Film as craft is seemingly rare, and is somewhat fueled by the audience’s expectation for bigger, bolder digital effects, unthinkable plot lines, and shallow characters. In the case of actor/director Ben Affleck, the craft is not all forgotten amid these expectations, something that has propelled him to his third directorial feature, Argo.
While filled with stunning visuals, a well-told story, and well-crafted character lines, Argo lacks an ability to surpass the scope of the story and push past the frame of the immediate happenings onscreen. Argo’s focus is limited to the Middle Eastern conflict that erupted in 1979, that soon led to an international crisis, and involved the collaboration of multiple governments in attempt to rescue six escaped American refugees.
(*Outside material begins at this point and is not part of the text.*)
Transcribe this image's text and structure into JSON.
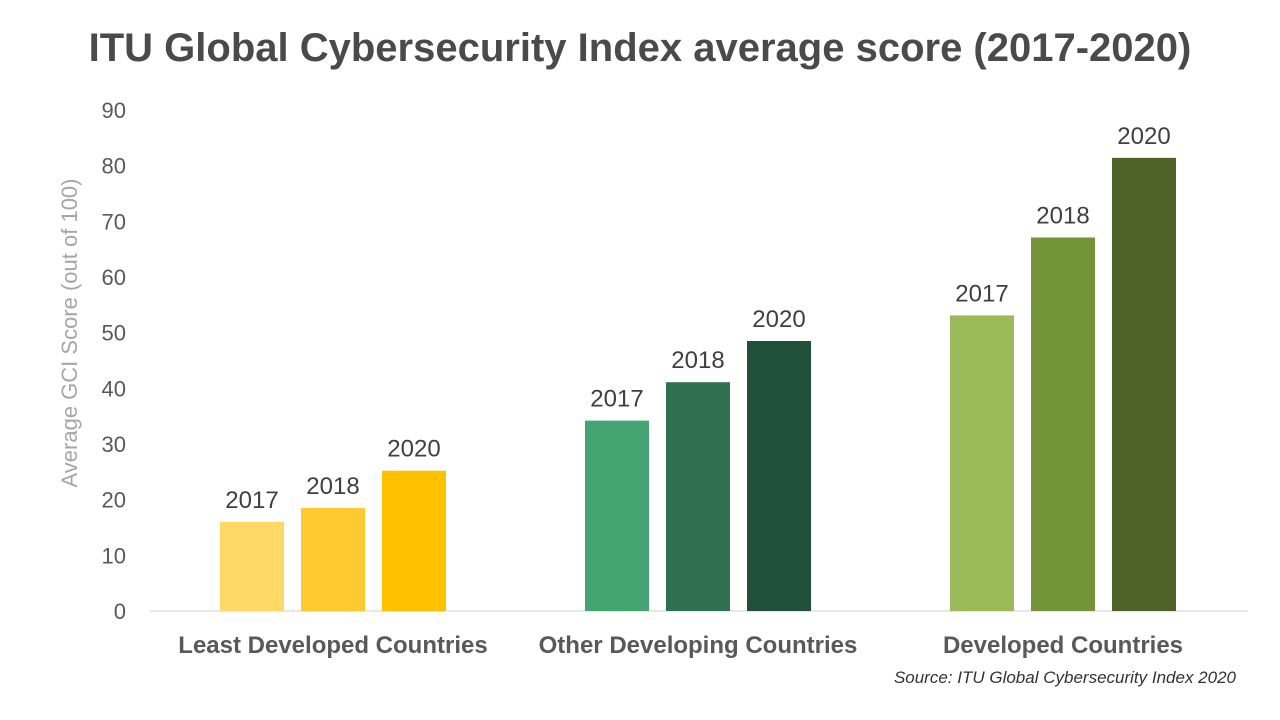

C.I.A agent Tony Mendez (Ben Affleck) has a proven track record for getting people out of sticky situations, and for the Americans who escaped captivity from the furious Iranian rebels, such will prove to be the most difficult mission Mendez has yet to execute. The six Americans found refuge in the home of Canadian ambassador Ken Taylor (Victor Garber), but severe rebel pressure threatened their safety, as well as the safety of those harboring them.
The C.I.A.’s involvement was sketchy at first, as their ideas for retrieval were all incredibly lacking in substantiality. What Mendez brings to the table is no less insane, but has the highest probability for successful completion. After watching a bit of Planet of the Apes, Tony proposes a plan for retrieval that requires a bit of Hollywood magic – create an imaginary sci-fi film, for which he and the six American are a Canadian film crew who are location scouting in Iran.
The realization that this plan may be more difficult to carry out than he initially thought comes when he seeks the involvement of Hollywood veteran Lester Siegel (Alan Arkin) and esteemed makeup artist John Chambers (John Goodman). The plan becomes bigger and bolder, but hopefully more credible in the eyes of the Iranians. Several hiccups come along the way, all attempting to thwart the mission’s success – including the wariness of the six Americans, whose valid concerns threaten Tony’s escape plan.
Argo’s success lies mainly in the rather unfamiliar storyline, film technique, and most profoundly, Ben Affleck’s involvement in the project. For myself and many millennials, this was the first time this story was really ever told – at least to my recollection. My unfamiliarity with the story only made the tension in the plot more oppressive, and had my heart beating and palms sweaty, anxious to see what happened to Mendez and the six Americans.
Speaking of the six Americans, I think it’s important that their story is not forgotten. In my opinion, their wherewithal, as well as that of the Canadian ambassador, was a bit downplayed. Were it not for their quick thinking in the American embassy, things may have played out much differently. Though their screen time was more limited, the actors (Clea DuVall, Tate Donovan, Scoot McNairy, Rory Cochrane, Christopher Denham, and Kerry Bishe) did a stellar job displaying the complex variety of emotions that these men and women certainly experienced.
In addition to these fine actors, other talent present in the film included Kyle Chandler as President Carter’s Chief of Staff, and Bryan Cranston as Mendez’s fellow C.I.A. comrade. Cranston, in addition to Goodman and Arkin, truly brought out some of the key performances throughout the film.
Though not my favorite project of his, Ben Affleck certainly reaffirms his standing in the directorial role, and reminds us that even though he may have faltered along the way (think Gigli), his acting is also exceeding our expectations. What made this film different from his previous successes, such as Gone Baby Gone and his sophomore project The Town (one of my personal all-time favorites), was the severe lack of character depth and emotional connection with the main protagonist. While much of this may be due to the writing, the director shapes those connections that the audience makes with the characters, and I just didn’t get any sort of bond with either Mendez or any other character. That being said, I know this won’t be the last we see of Affleck, and I truly hope he can bring back some of the previous depth that was present in his earlier projects.
I think this film is a great production, and gives someone such as myself a glimpse inside a moment of our country’s history. And, while I didn’t find it to be the most top-notch of films this year, I am certain that come award time, it will be a big contender in several categories.